His goalscoring exploits – he has 17 goals – from midfield this season have drawn comparisons with Paul Scholes and he seems almost certain to leave Belgium for loftier destinations this summer.
The general consensus in his home country is the 19-year-old should move to France, with Monaco heavily linked, or England, perhaps with Everton, before a move to one of Europe’s true heavyweights.
There’s no denying he is the danger man when United welcome Anderlecht at Old Trafford.
Last Thursday’s bullet header that drew Anderlecht level against United in the first leg wasn’t a bad way to announce himself on the scene.
Dendoncker is a bruising battler in the heart of the pitch from the Mousa Dembele school of midfielding, and is another who won’t be long for the Belgian First Division.
The likes of Borussia Dortmund, Valencia, Sevilla and Southampton are all monitoring his services and while he’s less spectacular than Tielemans, he’s equally as important to the Belgian outfit.
While a little less well known, Foket probably poses the best chances of actually breaking into the Belgium first team on a regular basis by virtue of their bizarre shortage of full backs.
Part of the Gent side that stunned Tottenham in the Europa League last 32 earlier this season, he is comfortable in any position down the right hand side.
With Belgium forced to field players like Toby Alderweireld at right back in recent years, there’s a genuine opening for Foket to compete for the right back position.
The 22-year-old made his international debut against the Netherlands back in November and while Thomas Meunier has been excellent for PSG this season, he could make a very handy understudy for Roberto Martinez.
As close to a hybrid of Romelu Lukaku and Christian Benteke as you can find, Dimata is being labelled ‘the revelation of the season’ in Belgium.
At just 19 he’s only been outscored by seven players so far in the Belgian top flight this season after a brilliant campaign for Oostende.
His 11 goals in the league have propelled Oostende into fifth in the league and above traditional big boys Genk and Standard Liege.
Dimata is expected to join the mass exodus of promising Belgian youngsters moving away from their country of birth by joining Wolfsburg in the summer for a fee in the region of €5m.
On the surface, that looks like a steal.
WHAT ABOUT THE REST?
From what we learned from our Belgian experts, it seems there is a general consensus that a lot of the next generation are bogged down in England without getting regular game time.
The likes of Adnan Januzaj, Jason Denayer, Michy Batshuayi and Charly Musonda are all warming benches rather than starting games frequently, if at all.
That’s why so many experts hope that Tielemans doesn’t make the mistake of wasting his career away at a club too big at such a young age.
WHEN DO THEY EXPECT THE GOLDEN GENERATION TO COME GOOD?
England’s best squad since 1966 flattered to deceive, with their pinnacle meant to come at either Euro 2004 or the World Cup in 2006 that ended so inauspiciously at the hands of Portugal on both occasions.
As for Belgium’s own version, Notermans feels they can build on their quarter-final finish at Euro 2016.
“For me it’s the World Cup in 2018 in Russia.

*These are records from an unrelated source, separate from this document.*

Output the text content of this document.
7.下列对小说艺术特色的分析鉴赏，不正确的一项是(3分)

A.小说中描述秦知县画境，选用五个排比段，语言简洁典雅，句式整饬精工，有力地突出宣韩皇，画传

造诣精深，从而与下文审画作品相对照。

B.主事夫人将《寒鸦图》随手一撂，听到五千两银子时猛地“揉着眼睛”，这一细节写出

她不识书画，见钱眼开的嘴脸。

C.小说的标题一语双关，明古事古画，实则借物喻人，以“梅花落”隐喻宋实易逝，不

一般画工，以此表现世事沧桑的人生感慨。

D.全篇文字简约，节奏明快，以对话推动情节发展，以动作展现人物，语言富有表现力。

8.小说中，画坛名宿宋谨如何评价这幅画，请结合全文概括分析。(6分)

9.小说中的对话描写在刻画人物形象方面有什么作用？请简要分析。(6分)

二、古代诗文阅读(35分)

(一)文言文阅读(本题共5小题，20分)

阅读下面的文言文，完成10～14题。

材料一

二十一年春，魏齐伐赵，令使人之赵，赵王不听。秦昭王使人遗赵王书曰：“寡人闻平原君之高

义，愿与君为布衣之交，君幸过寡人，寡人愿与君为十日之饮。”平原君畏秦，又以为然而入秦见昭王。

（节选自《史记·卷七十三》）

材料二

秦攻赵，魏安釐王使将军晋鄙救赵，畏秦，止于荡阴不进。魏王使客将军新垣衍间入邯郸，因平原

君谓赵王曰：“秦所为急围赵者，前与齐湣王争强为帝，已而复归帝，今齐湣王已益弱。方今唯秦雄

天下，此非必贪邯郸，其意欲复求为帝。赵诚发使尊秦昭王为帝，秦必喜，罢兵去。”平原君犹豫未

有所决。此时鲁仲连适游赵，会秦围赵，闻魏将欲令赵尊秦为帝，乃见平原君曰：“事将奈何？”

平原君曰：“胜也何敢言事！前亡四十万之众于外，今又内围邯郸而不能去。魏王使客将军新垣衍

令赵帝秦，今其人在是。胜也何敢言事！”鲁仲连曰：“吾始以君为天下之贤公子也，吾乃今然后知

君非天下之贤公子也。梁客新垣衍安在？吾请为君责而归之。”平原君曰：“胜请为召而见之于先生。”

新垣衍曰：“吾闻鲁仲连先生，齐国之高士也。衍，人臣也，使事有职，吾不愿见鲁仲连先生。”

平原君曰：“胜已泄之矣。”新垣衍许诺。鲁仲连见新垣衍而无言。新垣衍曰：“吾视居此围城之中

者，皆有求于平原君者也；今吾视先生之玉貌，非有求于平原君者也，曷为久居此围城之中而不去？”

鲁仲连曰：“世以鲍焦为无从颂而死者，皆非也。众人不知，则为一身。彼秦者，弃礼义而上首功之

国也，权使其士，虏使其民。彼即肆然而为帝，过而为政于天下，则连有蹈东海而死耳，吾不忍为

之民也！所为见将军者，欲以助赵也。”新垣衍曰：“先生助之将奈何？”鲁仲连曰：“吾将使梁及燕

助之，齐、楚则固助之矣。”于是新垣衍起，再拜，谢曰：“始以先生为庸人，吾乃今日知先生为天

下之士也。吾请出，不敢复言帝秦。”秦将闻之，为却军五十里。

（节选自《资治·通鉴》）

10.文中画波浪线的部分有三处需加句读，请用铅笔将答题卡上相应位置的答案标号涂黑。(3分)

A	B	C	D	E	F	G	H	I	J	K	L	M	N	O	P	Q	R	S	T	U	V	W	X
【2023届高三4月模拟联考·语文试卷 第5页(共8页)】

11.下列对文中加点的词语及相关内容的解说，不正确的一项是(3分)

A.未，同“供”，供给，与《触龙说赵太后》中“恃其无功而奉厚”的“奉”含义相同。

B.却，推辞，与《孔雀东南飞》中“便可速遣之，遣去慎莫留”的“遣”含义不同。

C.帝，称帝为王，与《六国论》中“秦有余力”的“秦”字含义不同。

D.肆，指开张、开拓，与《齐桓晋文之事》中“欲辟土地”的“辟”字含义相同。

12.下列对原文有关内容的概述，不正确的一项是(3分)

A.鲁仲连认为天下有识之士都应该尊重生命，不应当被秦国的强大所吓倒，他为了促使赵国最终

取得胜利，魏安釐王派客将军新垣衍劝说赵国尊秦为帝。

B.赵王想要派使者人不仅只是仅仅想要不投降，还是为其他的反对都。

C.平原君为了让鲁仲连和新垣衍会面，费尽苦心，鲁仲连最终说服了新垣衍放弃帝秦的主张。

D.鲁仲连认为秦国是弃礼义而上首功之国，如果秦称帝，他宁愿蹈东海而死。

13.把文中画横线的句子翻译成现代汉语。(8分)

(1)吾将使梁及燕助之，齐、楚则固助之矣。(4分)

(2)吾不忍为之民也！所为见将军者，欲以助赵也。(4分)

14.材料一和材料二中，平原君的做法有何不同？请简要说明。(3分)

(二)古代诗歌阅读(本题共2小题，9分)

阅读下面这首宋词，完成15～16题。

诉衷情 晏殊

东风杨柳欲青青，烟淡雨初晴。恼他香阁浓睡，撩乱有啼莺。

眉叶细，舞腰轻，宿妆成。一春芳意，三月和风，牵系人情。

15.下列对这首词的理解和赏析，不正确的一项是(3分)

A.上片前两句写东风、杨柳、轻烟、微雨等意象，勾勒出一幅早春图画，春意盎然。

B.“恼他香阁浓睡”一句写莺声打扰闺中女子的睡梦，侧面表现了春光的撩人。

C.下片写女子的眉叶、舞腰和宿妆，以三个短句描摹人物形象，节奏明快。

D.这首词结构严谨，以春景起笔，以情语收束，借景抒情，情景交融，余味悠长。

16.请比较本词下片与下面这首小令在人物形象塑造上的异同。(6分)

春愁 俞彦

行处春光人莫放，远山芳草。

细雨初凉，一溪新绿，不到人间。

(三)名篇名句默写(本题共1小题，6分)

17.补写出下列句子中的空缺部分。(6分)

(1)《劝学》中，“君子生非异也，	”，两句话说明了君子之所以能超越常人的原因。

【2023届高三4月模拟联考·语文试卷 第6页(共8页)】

It’s possible that Euro 2016 came too early for Hazard and co,” he said.
“Now they have already played a few seasons in the biggest leagues of the world, they just have more experience and they know how to win a tournament or how to react after a defeat, a goal, a setback.”
He added: “Maybe there was also a big problem between Marc Wilmots [ex Belgium manager] and the team.
“He did not know how to handle players like Hazard and Kevin De Bruyne.
“That changed with Roberto Martinez. For the moment there is still a lot of work for him. But I am confident.”